The primary object of Light Ramp 2000 is to obviate the above noted disadvantages of the prior art.
It is a further object to provide secure, switchable dial up nearly error free wide band local access to the Public Switched Networks(PSNs) over totally passive fiber optic architecture, such that ITU criteria for ISDN and B-ISDN (Refs. 7 and 8) are satisfied.
It is a further object of the design to dispense with existing metallic loops and coaxial cables for the last mile by providing a new set of signaling protocols needed to support line supervision signaling in place of the DC metallic loop.
A further object is to provide dial up capability for both multimedia and conventional telephone calls, including ISDN, over fiber from anywhere within the 6-8 KM short or 10 KM long reach of the fiber extending from the local node.
A further object is to provide multimedia services over a single medium in a cost effective manner, such that local Exchange Carrier first cost installation criteria are met.

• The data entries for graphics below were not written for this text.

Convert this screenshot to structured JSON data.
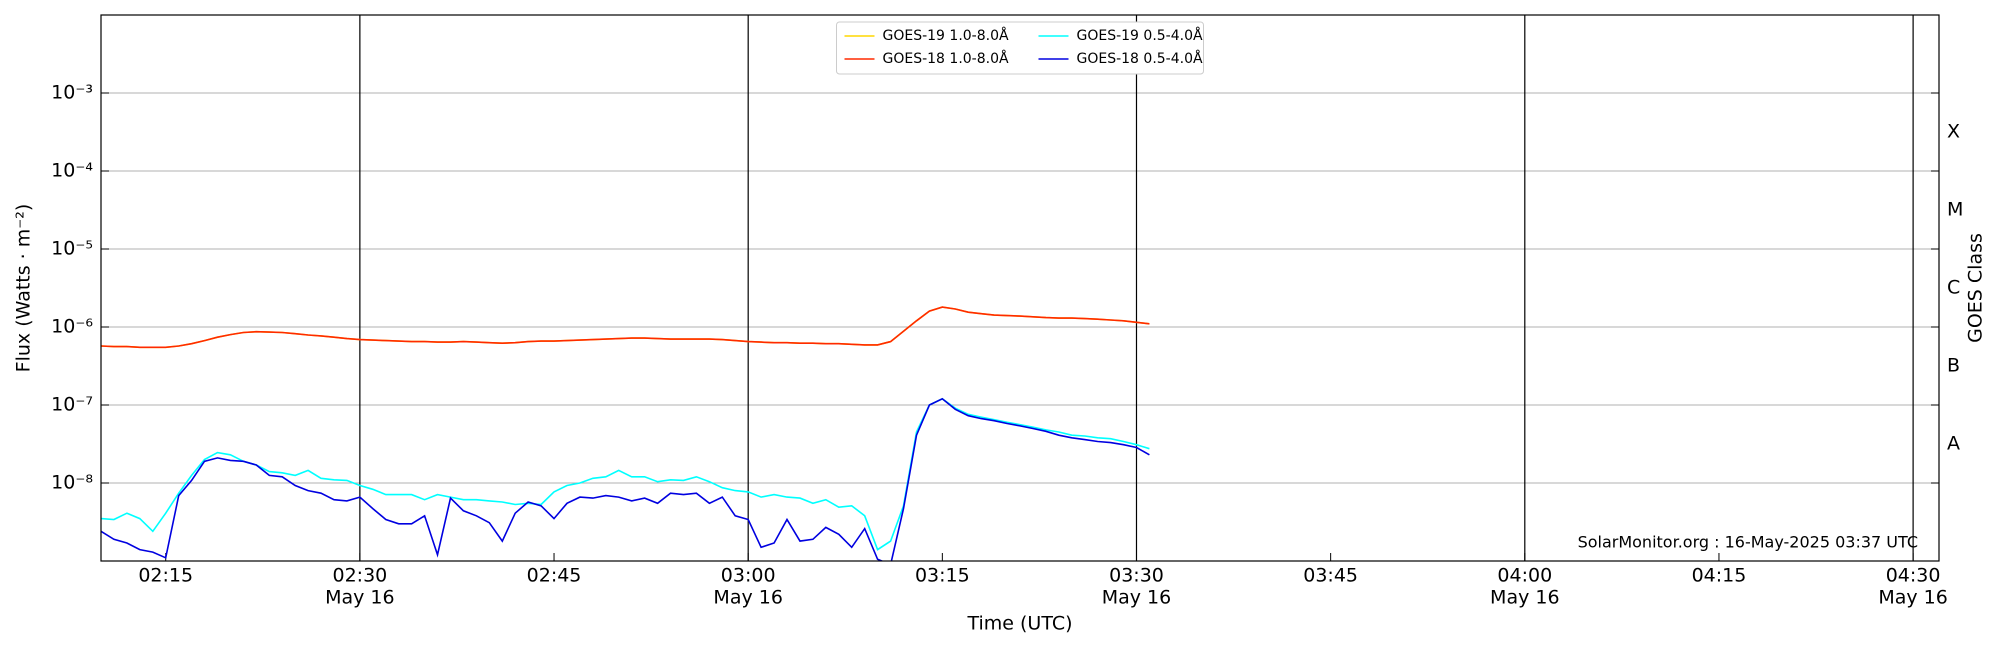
{
  "chart_data": {
    "type": "line",
    "x_label": "Time (UTC)",
    "y_label": "Flux (Watts · m⁻²)",
    "y2_label": "GOES Class",
    "annotation": "SolarMonitor.org : 16-May-2025 03:37 UTC",
    "log_y": true,
    "grid": true,
    "legend": "upper center",
    "xlim": [
      "02:10",
      "04:32"
    ],
    "ylim": [
      1e-09,
      0.01
    ],
    "xticks": [
      "02:15",
      {
        "value": "02:30",
        "label": "02:30",
        "date": "May 16"
      },
      "02:45",
      {
        "value": "03:00",
        "label": "03:00",
        "date": "May 16"
      },
      "03:15",
      {
        "value": "03:30",
        "label": "03:30",
        "date": "May 16"
      },
      "03:45",
      {
        "value": "04:00",
        "label": "04:00",
        "date": "May 16"
      },
      "04:15",
      {
        "value": "04:30",
        "label": "04:30",
        "date": "May 16"
      }
    ],
    "yticks": [
      {
        "value": 1e-08,
        "label": "10⁻⁸"
      },
      {
        "value": 1e-07,
        "label": "10⁻⁷"
      },
      {
        "value": 1e-06,
        "label": "10⁻⁶"
      },
      {
        "value": 1e-05,
        "label": "10⁻⁵"
      },
      {
        "value": 0.0001,
        "label": "10⁻⁴"
      },
      {
        "value": 0.001,
        "label": "10⁻³"
      }
    ],
    "y2ticks": [
      {
        "value": 1e-08,
        "label": "A"
      },
      {
        "value": 1e-07,
        "label": "B"
      },
      {
        "value": 1e-06,
        "label": "C"
      },
      {
        "value": 1e-05,
        "label": "M"
      },
      {
        "value": 0.0001,
        "label": "X"
      }
    ],
    "x": [
      "02:10",
      "02:11",
      "02:12",
      "02:13",
      "02:14",
      "02:15",
      "02:16",
      "02:17",
      "02:18",
      "02:19",
      "02:20",
      "02:21",
      "02:22",
      "02:23",
      "02:24",
      "02:25",
      "02:26",
      "02:27",
      "02:28",
      "02:29",
      "02:30",
      "02:31",
      "02:32",
      "02:33",
      "02:34",
      "02:35",
      "02:36",
      "02:37",
      "02:38",
      "02:39",
      "02:40",
      "02:41",
      "02:42",
      "02:43",
      "02:44",
      "02:45",
      "02:46",
      "02:47",
      "02:48",
      "02:49",
      "02:50",
      "02:51",
      "02:52",
      "02:53",
      "02:54",
      "02:55",
      "02:56",
      "02:57",
      "02:58",
      "02:59",
      "03:00",
      "03:01",
      "03:02",
      "03:03",
      "03:04",
      "03:05",
      "03:06",
      "03:07",
      "03:08",
      "03:09",
      "03:10",
      "03:11",
      "03:12",
      "03:13",
      "03:14",
      "03:15",
      "03:16",
      "03:17",
      "03:18",
      "03:19",
      "03:20",
      "03:21",
      "03:22",
      "03:23",
      "03:24",
      "03:25",
      "03:26",
      "03:27",
      "03:28",
      "03:29",
      "03:30",
      "03:31"
    ],
    "series": [
      {
        "name": "GOES-19 1.0-8.0Å",
        "color": "#ffd700",
        "values": [
          5.7e-07,
          5.6e-07,
          5.6e-07,
          5.5e-07,
          5.5e-07,
          5.5e-07,
          5.7e-07,
          6.1e-07,
          6.7e-07,
          7.4e-07,
          8e-07,
          8.5e-07,
          8.7e-07,
          8.6e-07,
          8.5e-07,
          8.2e-07,
          7.9e-07,
          7.7e-07,
          7.4e-07,
          7.1e-07,
          6.9e-07,
          6.8e-07,
          6.7e-07,
          6.6e-07,
          6.5e-07,
          6.5e-07,
          6.4e-07,
          6.4e-07,
          6.5e-07,
          6.4e-07,
          6.3e-07,
          6.2e-07,
          6.3e-07,
          6.5e-07,
          6.6e-07,
          6.6e-07,
          6.7e-07,
          6.8e-07,
          6.9e-07,
          7e-07,
          7.1e-07,
          7.2e-07,
          7.2e-07,
          7.1e-07,
          7e-07,
          7e-07,
          7e-07,
          7e-07,
          6.9e-07,
          6.7e-07,
          6.5e-07,
          6.4e-07,
          6.3e-07,
          6.3e-07,
          6.2e-07,
          6.2e-07,
          6.1e-07,
          6.1e-07,
          6e-07,
          5.9e-07,
          5.9e-07,
          6.5e-07,
          8.8e-07,
          1.2e-06,
          1.6e-06,
          1.8e-06,
          1.7e-06,
          1.55e-06,
          1.48e-06,
          1.42e-06,
          1.4e-06,
          1.38e-06,
          1.35e-06,
          1.32e-06,
          1.3e-06,
          1.3e-06,
          1.28e-06,
          1.26e-06,
          1.23e-06,
          1.2e-06,
          1.15e-06,
          1.1e-06
        ]
      },
      {
        "name": "GOES-18 1.0-8.0Å",
        "color": "#ff2a00",
        "values": [
          5.7e-07,
          5.6e-07,
          5.6e-07,
          5.5e-07,
          5.5e-07,
          5.5e-07,
          5.7e-07,
          6.1e-07,
          6.7e-07,
          7.4e-07,
          8e-07,
          8.5e-07,
          8.7e-07,
          8.6e-07,
          8.5e-07,
          8.2e-07,
          7.9e-07,
          7.7e-07,
          7.4e-07,
          7.1e-07,
          6.9e-07,
          6.8e-07,
          6.7e-07,
          6.6e-07,
          6.5e-07,
          6.5e-07,
          6.4e-07,
          6.4e-07,
          6.5e-07,
          6.4e-07,
          6.3e-07,
          6.2e-07,
          6.3e-07,
          6.5e-07,
          6.6e-07,
          6.6e-07,
          6.7e-07,
          6.8e-07,
          6.9e-07,
          7e-07,
          7.1e-07,
          7.2e-07,
          7.2e-07,
          7.1e-07,
          7e-07,
          7e-07,
          7e-07,
          7e-07,
          6.9e-07,
          6.7e-07,
          6.5e-07,
          6.4e-07,
          6.3e-07,
          6.3e-07,
          6.2e-07,
          6.2e-07,
          6.1e-07,
          6.1e-07,
          6e-07,
          5.9e-07,
          5.9e-07,
          6.5e-07,
          8.8e-07,
          1.2e-06,
          1.6e-06,
          1.8e-06,
          1.7e-06,
          1.55e-06,
          1.48e-06,
          1.42e-06,
          1.4e-06,
          1.38e-06,
          1.35e-06,
          1.32e-06,
          1.3e-06,
          1.3e-06,
          1.28e-06,
          1.26e-06,
          1.23e-06,
          1.2e-06,
          1.15e-06,
          1.1e-06
        ]
      },
      {
        "name": "GOES-19 0.5-4.0Å",
        "color": "#00ffff",
        "values": [
          3.5e-09,
          3.4e-09,
          4.1e-09,
          3.5e-09,
          2.4e-09,
          4.1e-09,
          7.4e-09,
          1.25e-08,
          2e-08,
          2.45e-08,
          2.3e-08,
          1.9e-08,
          1.7e-08,
          1.4e-08,
          1.35e-08,
          1.25e-08,
          1.45e-08,
          1.15e-08,
          1.1e-08,
          1.08e-08,
          9.3e-09,
          8.3e-09,
          7.1e-09,
          7.1e-09,
          7.1e-09,
          6.1e-09,
          7.1e-09,
          6.6e-09,
          6.1e-09,
          6.1e-09,
          5.9e-09,
          5.7e-09,
          5.3e-09,
          5.5e-09,
          5.3e-09,
          7.7e-09,
          9.3e-09,
          1e-08,
          1.15e-08,
          1.2e-08,
          1.45e-08,
          1.2e-08,
          1.2e-08,
          1.04e-08,
          1.1e-08,
          1.08e-08,
          1.2e-08,
          1.04e-08,
          8.7e-09,
          8e-09,
          7.7e-09,
          6.6e-09,
          7.1e-09,
          6.6e-09,
          6.4e-09,
          5.5e-09,
          6.1e-09,
          4.9e-09,
          5.1e-09,
          3.8e-09,
          1.4e-09,
          1.8e-09,
          5.1e-09,
          4.5e-08,
          1e-07,
          1.2e-07,
          9.1e-08,
          7.6e-08,
          7e-08,
          6.5e-08,
          6e-08,
          5.6e-08,
          5.2e-08,
          4.8e-08,
          4.5e-08,
          4.1e-08,
          4e-08,
          3.8e-08,
          3.7e-08,
          3.4e-08,
          3.1e-08,
          2.75e-08
        ]
      },
      {
        "name": "GOES-18 0.5-4.0Å",
        "color": "#0000e0",
        "values": [
          2.4e-09,
          1.9e-09,
          1.7e-09,
          1.4e-09,
          1.3e-09,
          1.1e-09,
          6.9e-09,
          1.08e-08,
          1.9e-08,
          2.1e-08,
          1.95e-08,
          1.9e-08,
          1.7e-08,
          1.25e-08,
          1.2e-08,
          9.3e-09,
          8e-09,
          7.4e-09,
          6.1e-09,
          5.9e-09,
          6.6e-09,
          4.7e-09,
          3.4e-09,
          3e-09,
          3e-09,
          3.8e-09,
          1.2e-09,
          6.4e-09,
          4.4e-09,
          3.8e-09,
          3.1e-09,
          1.8e-09,
          4.1e-09,
          5.7e-09,
          5.1e-09,
          3.5e-09,
          5.5e-09,
          6.6e-09,
          6.4e-09,
          6.9e-09,
          6.6e-09,
          5.9e-09,
          6.4e-09,
          5.5e-09,
          7.4e-09,
          7.1e-09,
          7.4e-09,
          5.5e-09,
          6.6e-09,
          3.8e-09,
          3.4e-09,
          1.5e-09,
          1.7e-09,
          3.4e-09,
          1.8e-09,
          1.9e-09,
          2.7e-09,
          2.2e-09,
          1.5e-09,
          2.6e-09,
          1.05e-09,
          9e-10,
          4.7e-09,
          4.1e-08,
          1e-07,
          1.2e-07,
          8.8e-08,
          7.3e-08,
          6.7e-08,
          6.3e-08,
          5.8e-08,
          5.4e-08,
          5e-08,
          4.6e-08,
          4.1e-08,
          3.8e-08,
          3.6e-08,
          3.4e-08,
          3.3e-08,
          3.1e-08,
          2.85e-08,
          2.3e-08
        ]
      }
    ]
  }
}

These and other advantages and objects are provided for herein. A diverse routing of a passive fiber pair to the premise is provided by the ring architecture of Light Ramp 2000. By virtue of its signaling distance and bandwidth, this design will be capable of carrying multiple digital signals at rates in excess of 100 Mbps both to and from business and residential premises over one or both fibers. SONET OC-3c (155 Mbps) or greater capacity is offered in both directions by using wavelength division multiplexing (WDM) on each branch of the ring. Thus simultaneous transmission of uncompressed video as well as multiple voice and data channels are supported. Broadband services such as distance learning, video conferencing, and telemedicine, as well as dial up digital voice and data transmission over the single medium are thereby enabled. Bandwidth and distance constraints of the metallic wire pair are eliminated, and an improvement factor in data throughput of over 1000 to 1 is achieved relative to switch 56 kbps modem links.
Inherent economy in the design achieved by use of dedicated passive fiber(s) over xe2x80x98the last milexe2x80x99 via a single shared cable, in combination with low power ELEDs, will allow service to the residential user at more affordable rates than possible with the use of multiple conductors. In addition to low first costs, less than that of a single telephone wire, operating costs are much lower. Once installed, the inert non-conductive glass medium will be virtually maintenance free and outside plant maintenance actions will be limited to occasional visits to a single on pole cross connect box.
Light Ramp introduces a new set of supervision signaling protocols in place of the DC current loop. This digital signaling scheme provides greatly expanded functionality suitable to broadband network, and all of the vertical and enhanced (CLASS) services are readily accommodated on all telephone channels. In addition, ATM broadband multimedia services can be accessed on a dial up basis from the local ATM switch, a feature that provides significant economies over the current dedicated connections and associated separate signaling channels.